Eski Özel Harekât Polisi Ayhan Çarkın´ın itirafları ve İbrahim Şahin´in ifadeleriyle genişleyen faili meçhul cinayetler soruşturmasında gözler Susurluk çetesinin tam olarak ortaya çıkartılıp faillerin yargılanmasına çevrildi. Ancak Ankara Özel Yetkili Cumhuriyet Savcısı Hakan Yüksel´in soruşturmayı derinleştirmesine karşın, İstanbul Özel Yetkili Cumhuriyet Savcısı Hakan Karaali´nin Ayhan Efeoğlu cinayetini ´çete suçu´ saymaması, ciddi bir soru işareti yarattı. Oysa 3 Kasım 1996´da Susurluk´ta meydana gelen kazada ortaya çıkan ´siyasetçi-polis-mafya´ ilişkileri kapsamındaki tüm davalarda mahkemeler sanıklara, ?Cürüm işlemek amacıyla silahlı teşekkül oluşturmak? suçundan ceza verdi. Son olarak Susurluk olayının kilit isimlerinden Mehmet Ağar da Ankara 3. Ağır Ceza Mahkemesi tarafından ?silahlı teşekkül oluşturmak ve yönetmekten? 5 yıl hapse çarptırıldı.
Tanık polis ifade verdi
Bugün özel yetkili mahkemelerin yetki alanına giren Susurluk soruşturmaların tamamını o dönem DGM´ler yürüttü. Ve 2000´deki son davada Oğuz Yorulmaz, Sami Hoştan, Sedat Bucak, Ali Fevzi Bir, İbrahim Şahin, Ayhan Çarkın, Korkut Eken ve Ercan Ersoy gibi önde gelen isimler ?çete oluşturmak, çeteye üye olmak, yardım ve yataklıktan? mahkum oldular. Şimdi Susurluk´un son kalan düğümlerinin çözülmesi için yeni bir soruşturma daha açılıyor. Faili meçhul cinayetler soruşturmasını yürüten Ankara Özel Yetkili Cumhuriyet Savcısı Yüksel, ´kumarhaneler kralı´ olarak bilinen Ömer Lütfü Topal cinayeti dosyasını Beyoğlu 1. Ağır Ceza Mahkemesi´nden geçen ay istedi. Bu dosya, ´siyasetçi-polis-mafya´ ilişkilerinin en net ortaya çıktığı soruşturma olarak biliniyor. Dün Savcı Yüksel, bir polisin ´tanık´ sıfatıyla ifadesine başvurdu. Edinilen bilgiye göre, ifade veren polisin, Topal´ın öldürülmesi olayına karıştığı belirtilen bazı Özel Harekat polislerini gözaltına alan ekipte görev yaptığı bildirildi. Topal, 28 Temmuz 1996 gecesi Yeniköy´deki evine giderken otomatik silahlarla çapraz ateşe tutularak öldürülmüştü. Cinayetle ilgili Ayhan Çarkın, Ercan Ersoy ve Oğuz Yorulmaz gözaltına almıştı. Üç isim de, cinayetten Tansu Çiller ile Mehmet Ağar´ın bilgisinin olduğunu söylemişlerdi. Beyoğlu 1. Ağır Ceza Mahkemesi´nde görülen davada tüm sanıklar serbest bırakılmıştı.

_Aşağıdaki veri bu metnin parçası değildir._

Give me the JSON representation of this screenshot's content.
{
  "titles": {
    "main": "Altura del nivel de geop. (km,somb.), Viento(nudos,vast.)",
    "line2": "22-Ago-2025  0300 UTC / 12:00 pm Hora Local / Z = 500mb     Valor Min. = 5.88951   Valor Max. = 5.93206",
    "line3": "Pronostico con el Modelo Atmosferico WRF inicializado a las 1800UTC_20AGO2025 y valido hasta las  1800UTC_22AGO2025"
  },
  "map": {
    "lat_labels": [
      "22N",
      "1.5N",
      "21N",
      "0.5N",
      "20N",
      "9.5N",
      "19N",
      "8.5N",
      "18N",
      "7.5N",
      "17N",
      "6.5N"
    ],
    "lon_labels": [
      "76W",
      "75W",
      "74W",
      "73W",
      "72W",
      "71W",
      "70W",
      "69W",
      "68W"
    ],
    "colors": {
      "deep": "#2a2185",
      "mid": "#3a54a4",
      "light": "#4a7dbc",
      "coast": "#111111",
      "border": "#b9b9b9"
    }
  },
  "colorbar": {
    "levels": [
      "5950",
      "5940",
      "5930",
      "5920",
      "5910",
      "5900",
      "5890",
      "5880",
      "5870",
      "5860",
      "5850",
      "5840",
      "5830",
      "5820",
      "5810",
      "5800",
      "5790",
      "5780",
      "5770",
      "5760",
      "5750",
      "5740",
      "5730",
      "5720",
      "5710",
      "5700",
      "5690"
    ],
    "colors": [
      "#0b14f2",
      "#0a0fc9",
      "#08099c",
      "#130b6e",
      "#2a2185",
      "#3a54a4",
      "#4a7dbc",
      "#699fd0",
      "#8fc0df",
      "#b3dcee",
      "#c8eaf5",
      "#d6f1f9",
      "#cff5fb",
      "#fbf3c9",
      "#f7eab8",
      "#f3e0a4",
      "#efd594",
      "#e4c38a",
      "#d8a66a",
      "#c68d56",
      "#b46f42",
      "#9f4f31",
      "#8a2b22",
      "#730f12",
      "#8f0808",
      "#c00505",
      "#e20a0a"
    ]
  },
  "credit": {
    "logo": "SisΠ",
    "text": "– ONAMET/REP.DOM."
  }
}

Susurluk ´çetesi´nden mahkûm olanlar
MEHMET AĞAR: Susurluk´un kilit ismi olarak gösterilen Mehmet Ağar hakkında geçen ay ´silahlı teşekkül oluşturmak´tan 5 yıl hapis cezası verildi.
OĞUZ YORULMAZ: Topal cinayetinden sonra gözaltına alınıp bırakıldı. Sedat Bucak´ın koruması yapıldı. Çete suçundan 4 yıl ceza aldı. 290 gün yattı.

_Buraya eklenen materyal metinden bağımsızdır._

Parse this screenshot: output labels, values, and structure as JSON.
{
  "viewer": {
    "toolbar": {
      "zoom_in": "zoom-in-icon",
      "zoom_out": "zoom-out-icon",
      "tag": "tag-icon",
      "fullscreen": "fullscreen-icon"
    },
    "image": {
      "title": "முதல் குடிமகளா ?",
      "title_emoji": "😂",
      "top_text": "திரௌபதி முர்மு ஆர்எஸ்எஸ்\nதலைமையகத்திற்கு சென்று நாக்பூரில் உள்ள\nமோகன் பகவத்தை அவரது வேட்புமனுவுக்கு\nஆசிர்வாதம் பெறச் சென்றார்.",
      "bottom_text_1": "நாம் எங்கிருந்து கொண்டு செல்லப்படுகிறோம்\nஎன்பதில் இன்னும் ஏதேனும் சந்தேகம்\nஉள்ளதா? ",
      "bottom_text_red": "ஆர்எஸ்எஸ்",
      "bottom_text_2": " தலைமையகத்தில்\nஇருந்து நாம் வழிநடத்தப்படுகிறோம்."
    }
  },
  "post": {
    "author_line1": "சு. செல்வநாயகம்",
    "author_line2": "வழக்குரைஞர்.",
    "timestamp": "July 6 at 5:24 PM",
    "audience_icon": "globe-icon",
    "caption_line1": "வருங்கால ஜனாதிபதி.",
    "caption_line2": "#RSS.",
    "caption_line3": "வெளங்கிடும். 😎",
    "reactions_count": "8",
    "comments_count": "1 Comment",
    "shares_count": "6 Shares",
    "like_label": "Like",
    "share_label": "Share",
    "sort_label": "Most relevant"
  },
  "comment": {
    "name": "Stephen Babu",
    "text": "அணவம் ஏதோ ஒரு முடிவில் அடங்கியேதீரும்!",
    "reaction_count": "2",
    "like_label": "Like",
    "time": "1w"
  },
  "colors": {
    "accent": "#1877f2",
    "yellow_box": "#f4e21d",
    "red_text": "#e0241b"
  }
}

KORKUT EKEN: İstanbul 6 No´lu DGM heyeti, Korkut Eken´e, ?Cürüm işlemek amacıyla teşekkül oluşturmak ve bu teşekkülü yönetmek? suçundan 6 yıl hapis cezası verdi.
SAMİ HOŞTAN: Topal´ın kumarhanelerinin ortağıydı. Uyuşturucu kaçakçılığı yaptığı iddia edildi. Çete suçundan 4 yıl hapis cezası alan Hoştan, Ocak 2008´de Ergenekon kapsamında gözaltına alındı.
SEDAT BUCAK: Susurluk kazasından yaralı kurtuldu. Dokunulmazlığı kalkınca yargılandı ve ´çeteye yardım etmek´ten 1 yıl ceza aldı. Topal cinayeti sanığı Yorulmaz, cinayetin ardından onun koruması yapıldı.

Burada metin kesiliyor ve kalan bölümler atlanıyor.